The official government data for the September 2012 quarter revealed that the median price in metropolitan Adelaide is $385,000 which is 0.9 per cent lower than the same time last year.  Across the state, the SA median is $360,000 which is the same as the September quarter for 2011.

Top performing suburbs for the quarter included Somerton Park, Hope Valley and Salisbury with growth over the 12 month period of 18.4 per cent, 17.6 per cent and 13.55 per cent respectively.

Examining wider trends, the inner city suburbs performed well over the past quarter with sales volume up on the same time last year and a small increase in the median house price (up 0.36 per cent to $607,200).

Mr Moulton said that the latest sales are not revealing any strong patterns of growth, and more so, it appears that prospective purchasers are considering each property on the market on its individual merits.

“In tougher market conditions, having the property priced for sale in the current market is crucial and this is where the relationship between vendor and agent is critical,” he said.

“Moving into spring, I think there is a sense that the market will shift and a further rate cut will definitely boost confidence in the housing market.”

Smart Property Investment recently reported that the four most sought after suburbs for property in the country are in Adelaide, based on data from Realestate.com.au.
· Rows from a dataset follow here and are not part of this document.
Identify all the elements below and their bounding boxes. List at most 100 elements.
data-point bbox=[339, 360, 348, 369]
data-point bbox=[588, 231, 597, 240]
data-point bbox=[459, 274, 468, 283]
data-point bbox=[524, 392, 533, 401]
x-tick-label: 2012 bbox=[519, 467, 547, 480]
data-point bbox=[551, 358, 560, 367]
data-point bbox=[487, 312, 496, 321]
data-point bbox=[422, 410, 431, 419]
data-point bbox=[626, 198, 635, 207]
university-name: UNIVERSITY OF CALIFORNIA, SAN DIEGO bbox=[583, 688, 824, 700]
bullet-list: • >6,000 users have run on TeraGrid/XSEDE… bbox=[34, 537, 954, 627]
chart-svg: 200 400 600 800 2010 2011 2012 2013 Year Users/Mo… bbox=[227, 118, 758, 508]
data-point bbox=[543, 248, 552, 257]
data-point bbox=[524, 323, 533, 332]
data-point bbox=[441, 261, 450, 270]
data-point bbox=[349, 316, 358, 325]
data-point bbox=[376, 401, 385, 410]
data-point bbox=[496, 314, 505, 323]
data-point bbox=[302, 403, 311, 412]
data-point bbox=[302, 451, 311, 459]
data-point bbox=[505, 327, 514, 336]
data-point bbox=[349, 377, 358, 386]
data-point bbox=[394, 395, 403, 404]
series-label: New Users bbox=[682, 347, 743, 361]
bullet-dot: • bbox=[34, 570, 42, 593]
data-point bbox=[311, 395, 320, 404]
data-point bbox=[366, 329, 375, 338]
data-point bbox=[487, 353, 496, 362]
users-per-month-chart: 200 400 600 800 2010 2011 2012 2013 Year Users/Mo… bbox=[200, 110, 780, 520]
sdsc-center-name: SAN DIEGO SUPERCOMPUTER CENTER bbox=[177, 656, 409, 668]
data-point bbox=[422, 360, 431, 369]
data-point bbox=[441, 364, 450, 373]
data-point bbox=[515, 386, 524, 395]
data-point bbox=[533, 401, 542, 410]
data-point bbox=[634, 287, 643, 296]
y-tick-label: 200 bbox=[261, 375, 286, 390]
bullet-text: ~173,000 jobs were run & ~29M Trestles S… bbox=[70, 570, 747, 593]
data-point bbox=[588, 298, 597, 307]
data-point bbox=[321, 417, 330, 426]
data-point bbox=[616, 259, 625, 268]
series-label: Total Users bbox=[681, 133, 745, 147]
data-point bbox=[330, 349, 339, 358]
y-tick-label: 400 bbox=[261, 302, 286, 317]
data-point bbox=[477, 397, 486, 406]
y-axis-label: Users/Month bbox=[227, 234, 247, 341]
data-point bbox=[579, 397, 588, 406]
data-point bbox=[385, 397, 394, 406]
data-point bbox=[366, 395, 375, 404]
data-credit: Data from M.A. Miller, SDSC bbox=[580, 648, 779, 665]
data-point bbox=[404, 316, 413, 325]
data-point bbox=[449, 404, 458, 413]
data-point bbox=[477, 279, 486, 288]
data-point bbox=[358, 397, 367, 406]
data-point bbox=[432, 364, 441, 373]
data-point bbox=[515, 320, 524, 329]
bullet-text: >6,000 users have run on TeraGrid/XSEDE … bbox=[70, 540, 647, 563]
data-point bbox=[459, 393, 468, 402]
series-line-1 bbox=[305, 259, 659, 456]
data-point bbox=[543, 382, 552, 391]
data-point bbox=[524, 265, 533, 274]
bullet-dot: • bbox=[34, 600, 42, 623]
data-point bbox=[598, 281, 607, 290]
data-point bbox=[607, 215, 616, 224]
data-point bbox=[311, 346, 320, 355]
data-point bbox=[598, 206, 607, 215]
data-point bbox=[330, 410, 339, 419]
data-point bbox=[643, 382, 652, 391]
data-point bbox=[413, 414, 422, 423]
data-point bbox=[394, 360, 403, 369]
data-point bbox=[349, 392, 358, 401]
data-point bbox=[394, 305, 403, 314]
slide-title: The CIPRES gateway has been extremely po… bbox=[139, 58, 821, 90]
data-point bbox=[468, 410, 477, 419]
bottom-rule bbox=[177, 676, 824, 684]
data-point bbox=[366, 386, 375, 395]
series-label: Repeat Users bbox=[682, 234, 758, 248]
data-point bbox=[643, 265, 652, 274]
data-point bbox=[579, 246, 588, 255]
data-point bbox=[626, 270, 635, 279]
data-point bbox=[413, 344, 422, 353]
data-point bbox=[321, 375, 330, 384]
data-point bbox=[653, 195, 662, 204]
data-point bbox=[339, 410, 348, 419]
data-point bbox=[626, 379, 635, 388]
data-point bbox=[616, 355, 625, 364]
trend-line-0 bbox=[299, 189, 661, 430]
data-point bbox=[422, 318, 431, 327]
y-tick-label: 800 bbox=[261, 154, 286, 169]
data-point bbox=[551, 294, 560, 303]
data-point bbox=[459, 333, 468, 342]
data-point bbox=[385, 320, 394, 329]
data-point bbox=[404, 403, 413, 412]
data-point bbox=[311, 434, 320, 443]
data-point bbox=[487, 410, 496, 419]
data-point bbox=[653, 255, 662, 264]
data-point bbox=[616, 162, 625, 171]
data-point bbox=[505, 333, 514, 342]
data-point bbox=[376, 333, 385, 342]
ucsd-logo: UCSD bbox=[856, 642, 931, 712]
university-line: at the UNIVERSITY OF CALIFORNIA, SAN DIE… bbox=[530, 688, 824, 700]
The listing website complied the ten most sought after suburbs, with prospective buyer searches spiking in certain areas.

The inner-city suburb of Parkside in Adelaide topped the list, with a ratio of 119 buyers per house. It was followed by Norwood, Walkerville and Hazelwood Park, respectively.

Moreover, the state government's decision to introduce a special grant to purchase and build new properties - announced yesterday - was applaued by the REISA as another useful mechanism that may stimulate demand for property.

“The grants will help people get into a new property sooner and it will also help create additional housing stock that is needed with projected population growth in the future,” REISA chief executive officer, Greg Troughton, said.

“Although REISA is disappointed that the first homeowner grant is being reduced for people purchasing existing properties, the intent to stimulate the housing market and construction is respected.”